In a Westminster Hall debate on Tuesday, MPs from all parties came together to ask the Government to unlock education for the most marginalised children. The debate looked in particular at how different forces of poverty overlap and compound each other, forcing the most marginalised children out of education.
Opening the debate, David Linden MP set the scene:
“Girls in conflict-affected countries are almost two and a half times more likely to be out of school than those in countries that are not in conflict. The poorest children are four times more likely not to go to school than the richest.
“MPs would not countenance the idea that the children in the poorest parts of our constituencies do not go to school while those in more affluent polling districts get an education, but on a larger scale that is essentially what is happening in the world today”.
Mr Linden finished his speech by making a series of recommendations, based on the policies set out in the Send my Friend to School report, Unlock Education. Principal among these were that the UK Government should champion the “leave no one behind” pledge and use forums such as the G7 and G20 to press other governments to do likewise.
Mr Linden also made the point that DfID should engage marginalised children and their families at the grassroots level and work with other country governments in order to support the development of fully inclusive education systems.
Lastly, Mr Linden urged the Government to increase its financial support for education, principally by increasing their financial pledge to Education Cannot Wait, an organisation that delivers education in humanitarian contexts that is refreshing its budget this year.

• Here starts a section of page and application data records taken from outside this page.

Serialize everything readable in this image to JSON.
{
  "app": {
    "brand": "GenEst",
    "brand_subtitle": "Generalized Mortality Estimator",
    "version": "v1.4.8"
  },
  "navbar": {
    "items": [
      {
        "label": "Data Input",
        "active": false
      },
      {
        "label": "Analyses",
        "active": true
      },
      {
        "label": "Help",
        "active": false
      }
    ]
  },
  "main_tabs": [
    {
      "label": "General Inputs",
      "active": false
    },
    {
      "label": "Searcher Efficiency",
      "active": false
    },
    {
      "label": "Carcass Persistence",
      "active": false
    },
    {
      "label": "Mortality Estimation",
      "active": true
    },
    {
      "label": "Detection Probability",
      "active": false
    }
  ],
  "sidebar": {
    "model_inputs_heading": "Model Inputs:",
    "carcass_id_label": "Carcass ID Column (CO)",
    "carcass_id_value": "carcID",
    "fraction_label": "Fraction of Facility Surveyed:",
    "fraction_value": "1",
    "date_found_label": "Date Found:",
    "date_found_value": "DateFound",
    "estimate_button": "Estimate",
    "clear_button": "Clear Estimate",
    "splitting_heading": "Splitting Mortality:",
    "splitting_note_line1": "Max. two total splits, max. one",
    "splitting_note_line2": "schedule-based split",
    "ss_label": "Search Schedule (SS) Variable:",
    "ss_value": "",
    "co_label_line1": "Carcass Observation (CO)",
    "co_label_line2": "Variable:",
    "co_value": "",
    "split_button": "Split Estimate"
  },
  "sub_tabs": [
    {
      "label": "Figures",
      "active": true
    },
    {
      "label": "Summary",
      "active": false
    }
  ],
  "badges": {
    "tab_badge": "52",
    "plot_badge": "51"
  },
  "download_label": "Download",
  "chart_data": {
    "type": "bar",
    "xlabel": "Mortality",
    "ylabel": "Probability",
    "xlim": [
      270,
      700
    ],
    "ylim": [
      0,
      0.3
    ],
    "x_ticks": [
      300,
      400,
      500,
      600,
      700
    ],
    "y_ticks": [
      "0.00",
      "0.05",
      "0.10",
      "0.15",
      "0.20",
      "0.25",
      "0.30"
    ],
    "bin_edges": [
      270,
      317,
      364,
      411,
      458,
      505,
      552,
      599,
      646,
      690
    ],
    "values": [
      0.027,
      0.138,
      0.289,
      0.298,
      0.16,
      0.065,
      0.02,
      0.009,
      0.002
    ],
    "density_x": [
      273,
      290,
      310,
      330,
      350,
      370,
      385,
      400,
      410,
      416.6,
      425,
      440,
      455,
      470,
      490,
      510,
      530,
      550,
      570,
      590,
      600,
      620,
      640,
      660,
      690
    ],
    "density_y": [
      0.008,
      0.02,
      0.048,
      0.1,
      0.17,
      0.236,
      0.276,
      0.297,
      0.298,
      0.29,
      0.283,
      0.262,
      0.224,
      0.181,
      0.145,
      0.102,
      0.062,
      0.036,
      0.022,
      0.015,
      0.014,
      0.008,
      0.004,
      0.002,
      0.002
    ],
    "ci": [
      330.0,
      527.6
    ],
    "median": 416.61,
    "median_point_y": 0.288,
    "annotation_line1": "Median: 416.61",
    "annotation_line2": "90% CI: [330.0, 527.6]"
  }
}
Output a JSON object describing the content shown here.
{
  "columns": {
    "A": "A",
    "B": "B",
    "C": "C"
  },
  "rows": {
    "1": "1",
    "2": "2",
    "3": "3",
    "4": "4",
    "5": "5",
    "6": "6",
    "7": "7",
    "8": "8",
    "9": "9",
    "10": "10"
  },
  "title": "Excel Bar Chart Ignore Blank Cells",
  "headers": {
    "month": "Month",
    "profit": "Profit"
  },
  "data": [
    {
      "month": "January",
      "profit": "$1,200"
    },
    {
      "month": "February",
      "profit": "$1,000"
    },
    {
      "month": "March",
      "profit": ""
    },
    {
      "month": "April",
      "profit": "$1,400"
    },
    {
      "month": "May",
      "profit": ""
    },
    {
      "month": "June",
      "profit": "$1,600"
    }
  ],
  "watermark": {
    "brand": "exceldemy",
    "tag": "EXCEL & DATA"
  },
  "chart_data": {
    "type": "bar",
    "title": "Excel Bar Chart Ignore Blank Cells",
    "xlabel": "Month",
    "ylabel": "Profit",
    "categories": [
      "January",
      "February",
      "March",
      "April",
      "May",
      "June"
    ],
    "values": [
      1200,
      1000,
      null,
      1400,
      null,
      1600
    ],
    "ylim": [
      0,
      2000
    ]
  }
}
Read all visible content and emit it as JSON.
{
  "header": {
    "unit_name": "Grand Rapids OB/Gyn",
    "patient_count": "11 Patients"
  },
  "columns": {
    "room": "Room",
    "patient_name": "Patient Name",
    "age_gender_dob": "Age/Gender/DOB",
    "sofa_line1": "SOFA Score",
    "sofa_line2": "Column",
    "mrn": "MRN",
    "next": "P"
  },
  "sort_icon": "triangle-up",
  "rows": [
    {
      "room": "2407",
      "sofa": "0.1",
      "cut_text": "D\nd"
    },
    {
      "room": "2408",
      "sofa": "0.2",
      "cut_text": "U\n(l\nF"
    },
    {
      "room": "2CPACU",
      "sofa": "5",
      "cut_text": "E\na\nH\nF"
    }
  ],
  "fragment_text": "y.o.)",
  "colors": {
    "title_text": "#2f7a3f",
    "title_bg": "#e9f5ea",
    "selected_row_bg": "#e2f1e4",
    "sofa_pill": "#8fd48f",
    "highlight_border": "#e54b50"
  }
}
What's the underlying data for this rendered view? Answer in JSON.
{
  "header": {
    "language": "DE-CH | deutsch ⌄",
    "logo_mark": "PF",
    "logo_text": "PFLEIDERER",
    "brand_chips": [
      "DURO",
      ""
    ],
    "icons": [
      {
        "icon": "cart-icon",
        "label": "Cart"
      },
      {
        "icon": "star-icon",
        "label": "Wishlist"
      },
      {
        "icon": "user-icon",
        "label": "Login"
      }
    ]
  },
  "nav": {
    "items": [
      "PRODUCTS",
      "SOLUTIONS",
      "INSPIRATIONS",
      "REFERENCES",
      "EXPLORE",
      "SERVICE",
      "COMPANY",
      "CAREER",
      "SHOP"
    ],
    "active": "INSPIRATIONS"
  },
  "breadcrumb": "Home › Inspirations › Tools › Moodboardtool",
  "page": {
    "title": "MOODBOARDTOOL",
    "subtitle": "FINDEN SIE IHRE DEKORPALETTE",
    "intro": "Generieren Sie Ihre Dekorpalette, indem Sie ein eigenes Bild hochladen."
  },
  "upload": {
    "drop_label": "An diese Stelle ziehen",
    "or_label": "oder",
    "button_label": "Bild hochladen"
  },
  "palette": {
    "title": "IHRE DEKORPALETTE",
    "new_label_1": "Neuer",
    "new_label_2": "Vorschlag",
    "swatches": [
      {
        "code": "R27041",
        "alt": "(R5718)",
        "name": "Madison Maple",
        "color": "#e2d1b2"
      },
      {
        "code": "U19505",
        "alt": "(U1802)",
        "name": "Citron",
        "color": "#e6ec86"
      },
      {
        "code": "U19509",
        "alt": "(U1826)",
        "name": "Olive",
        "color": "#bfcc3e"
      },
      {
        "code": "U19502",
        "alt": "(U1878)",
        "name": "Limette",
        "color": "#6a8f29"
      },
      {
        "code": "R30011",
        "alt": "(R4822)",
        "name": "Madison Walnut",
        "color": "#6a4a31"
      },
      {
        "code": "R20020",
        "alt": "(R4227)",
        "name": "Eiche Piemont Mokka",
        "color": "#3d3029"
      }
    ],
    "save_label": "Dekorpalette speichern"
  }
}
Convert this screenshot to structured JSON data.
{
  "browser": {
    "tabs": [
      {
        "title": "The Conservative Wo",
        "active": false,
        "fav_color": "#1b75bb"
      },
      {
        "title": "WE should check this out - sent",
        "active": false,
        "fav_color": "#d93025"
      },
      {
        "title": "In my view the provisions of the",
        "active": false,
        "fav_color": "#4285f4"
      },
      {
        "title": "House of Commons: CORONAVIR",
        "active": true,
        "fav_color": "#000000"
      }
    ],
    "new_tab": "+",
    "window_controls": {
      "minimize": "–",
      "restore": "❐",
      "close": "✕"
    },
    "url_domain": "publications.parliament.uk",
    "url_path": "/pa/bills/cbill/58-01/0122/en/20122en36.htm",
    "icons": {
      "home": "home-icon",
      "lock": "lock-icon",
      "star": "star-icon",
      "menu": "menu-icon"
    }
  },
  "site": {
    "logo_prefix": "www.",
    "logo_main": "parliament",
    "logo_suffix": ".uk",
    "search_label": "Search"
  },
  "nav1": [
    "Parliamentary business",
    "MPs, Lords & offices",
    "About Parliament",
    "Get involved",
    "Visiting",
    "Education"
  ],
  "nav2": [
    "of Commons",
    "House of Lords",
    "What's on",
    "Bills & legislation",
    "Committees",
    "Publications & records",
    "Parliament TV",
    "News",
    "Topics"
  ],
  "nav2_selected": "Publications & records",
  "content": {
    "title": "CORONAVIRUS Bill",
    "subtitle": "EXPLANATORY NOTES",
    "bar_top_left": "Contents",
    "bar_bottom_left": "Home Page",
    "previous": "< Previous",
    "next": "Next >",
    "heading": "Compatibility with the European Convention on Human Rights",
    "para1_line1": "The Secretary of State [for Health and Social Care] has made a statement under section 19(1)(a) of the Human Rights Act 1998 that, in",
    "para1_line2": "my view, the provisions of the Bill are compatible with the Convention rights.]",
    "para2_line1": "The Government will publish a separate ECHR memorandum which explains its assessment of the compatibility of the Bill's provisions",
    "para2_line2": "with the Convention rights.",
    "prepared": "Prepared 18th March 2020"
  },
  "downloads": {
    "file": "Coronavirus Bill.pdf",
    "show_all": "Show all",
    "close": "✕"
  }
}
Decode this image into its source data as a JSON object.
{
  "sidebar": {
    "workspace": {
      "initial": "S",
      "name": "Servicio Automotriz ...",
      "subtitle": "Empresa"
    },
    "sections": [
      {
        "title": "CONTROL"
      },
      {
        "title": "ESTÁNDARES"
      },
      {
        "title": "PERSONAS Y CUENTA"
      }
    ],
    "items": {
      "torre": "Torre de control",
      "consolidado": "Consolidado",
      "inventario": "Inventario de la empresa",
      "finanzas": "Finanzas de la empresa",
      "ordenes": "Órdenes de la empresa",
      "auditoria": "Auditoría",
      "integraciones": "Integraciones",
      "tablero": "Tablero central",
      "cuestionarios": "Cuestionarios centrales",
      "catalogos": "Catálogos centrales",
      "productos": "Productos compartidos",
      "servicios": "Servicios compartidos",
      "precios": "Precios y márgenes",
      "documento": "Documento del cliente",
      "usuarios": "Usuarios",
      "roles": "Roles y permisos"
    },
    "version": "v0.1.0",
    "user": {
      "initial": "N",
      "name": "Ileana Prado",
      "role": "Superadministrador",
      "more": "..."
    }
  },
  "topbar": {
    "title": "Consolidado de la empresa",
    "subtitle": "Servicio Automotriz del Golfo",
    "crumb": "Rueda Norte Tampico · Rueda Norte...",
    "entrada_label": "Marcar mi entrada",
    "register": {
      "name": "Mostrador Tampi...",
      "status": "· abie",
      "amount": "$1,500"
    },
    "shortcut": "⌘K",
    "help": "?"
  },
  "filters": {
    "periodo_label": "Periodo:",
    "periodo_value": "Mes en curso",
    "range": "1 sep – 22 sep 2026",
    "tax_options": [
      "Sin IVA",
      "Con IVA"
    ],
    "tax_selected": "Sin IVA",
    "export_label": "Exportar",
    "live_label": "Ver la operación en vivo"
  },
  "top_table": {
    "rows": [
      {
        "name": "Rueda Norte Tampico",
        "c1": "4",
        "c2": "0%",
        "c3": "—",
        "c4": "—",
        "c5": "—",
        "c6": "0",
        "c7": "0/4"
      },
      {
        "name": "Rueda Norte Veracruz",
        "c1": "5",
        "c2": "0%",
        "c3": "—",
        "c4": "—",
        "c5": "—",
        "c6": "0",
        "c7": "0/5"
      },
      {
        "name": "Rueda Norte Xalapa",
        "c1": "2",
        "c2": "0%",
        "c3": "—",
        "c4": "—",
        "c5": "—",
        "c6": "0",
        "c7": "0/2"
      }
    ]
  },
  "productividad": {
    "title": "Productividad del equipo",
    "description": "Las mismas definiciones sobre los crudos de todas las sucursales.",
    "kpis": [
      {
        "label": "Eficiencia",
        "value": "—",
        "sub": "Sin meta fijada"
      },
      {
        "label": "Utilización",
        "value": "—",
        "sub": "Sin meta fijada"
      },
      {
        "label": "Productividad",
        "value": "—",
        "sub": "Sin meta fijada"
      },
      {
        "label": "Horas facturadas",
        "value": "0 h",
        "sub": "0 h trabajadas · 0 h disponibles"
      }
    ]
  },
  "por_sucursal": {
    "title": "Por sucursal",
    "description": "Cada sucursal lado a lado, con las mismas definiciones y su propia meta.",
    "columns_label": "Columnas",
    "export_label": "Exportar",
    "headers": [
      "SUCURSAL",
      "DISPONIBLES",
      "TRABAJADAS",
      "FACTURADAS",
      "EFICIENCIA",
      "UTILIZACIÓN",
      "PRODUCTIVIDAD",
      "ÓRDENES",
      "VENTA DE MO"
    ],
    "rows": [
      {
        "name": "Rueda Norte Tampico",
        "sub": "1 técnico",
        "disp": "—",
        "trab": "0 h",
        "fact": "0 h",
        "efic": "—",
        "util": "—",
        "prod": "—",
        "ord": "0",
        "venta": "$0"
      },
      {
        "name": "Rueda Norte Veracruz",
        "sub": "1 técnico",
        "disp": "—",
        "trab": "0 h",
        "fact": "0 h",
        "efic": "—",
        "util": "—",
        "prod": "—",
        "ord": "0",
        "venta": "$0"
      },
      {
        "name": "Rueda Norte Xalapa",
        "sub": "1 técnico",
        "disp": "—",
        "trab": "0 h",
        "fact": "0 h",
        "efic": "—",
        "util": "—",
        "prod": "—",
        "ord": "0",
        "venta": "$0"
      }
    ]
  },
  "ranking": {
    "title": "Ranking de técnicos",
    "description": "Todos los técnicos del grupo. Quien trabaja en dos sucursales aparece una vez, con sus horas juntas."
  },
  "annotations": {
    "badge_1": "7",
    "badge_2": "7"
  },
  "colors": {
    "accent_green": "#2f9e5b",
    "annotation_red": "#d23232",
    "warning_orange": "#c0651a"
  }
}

Throughout the debate, Mr Linden’s points were echoed by MPs from across the political spectrum, including Stephen Twigg, Henry Smith, Kate Osamor, John Howell and Jim Shannon.
Responding to MPs, DfID Minister Harriet Baldwin remarked that the Government is “absolutely committed to driving a step change in the global response to the learning crisis.”
The Minister went on to say that, “in fighting marginalisation, our first priority is to close the gender gap.” She highlighted the work that the Government did at the Commonwealth Heads of Government Meeting last year, when the UK signed the safe schools pledge and assured members that the Government will continue to “lead the campaign on 12 years of quality education.”
Minister Baldwin pointed to UK support for the Global Partnership for Education and to Education Cannot Wait but would not be drawn on what kind of commitment DfID will make when they come to re-commit funds later this year. She also commented on the leadership role the UK has displayed in establishing the Inclusive Education Initiative and the Girls Education Challenge.
Closing the debate, Mr Linden remarked, “debates like this are about ensuring that the House empowers the Minister to go to the Treasury and argue for further investment and resources. I think we did that very well. Much more can be done to move this agenda forward through the APPG on global education, but given the consensus we heard today, I am confident that we can move forward”.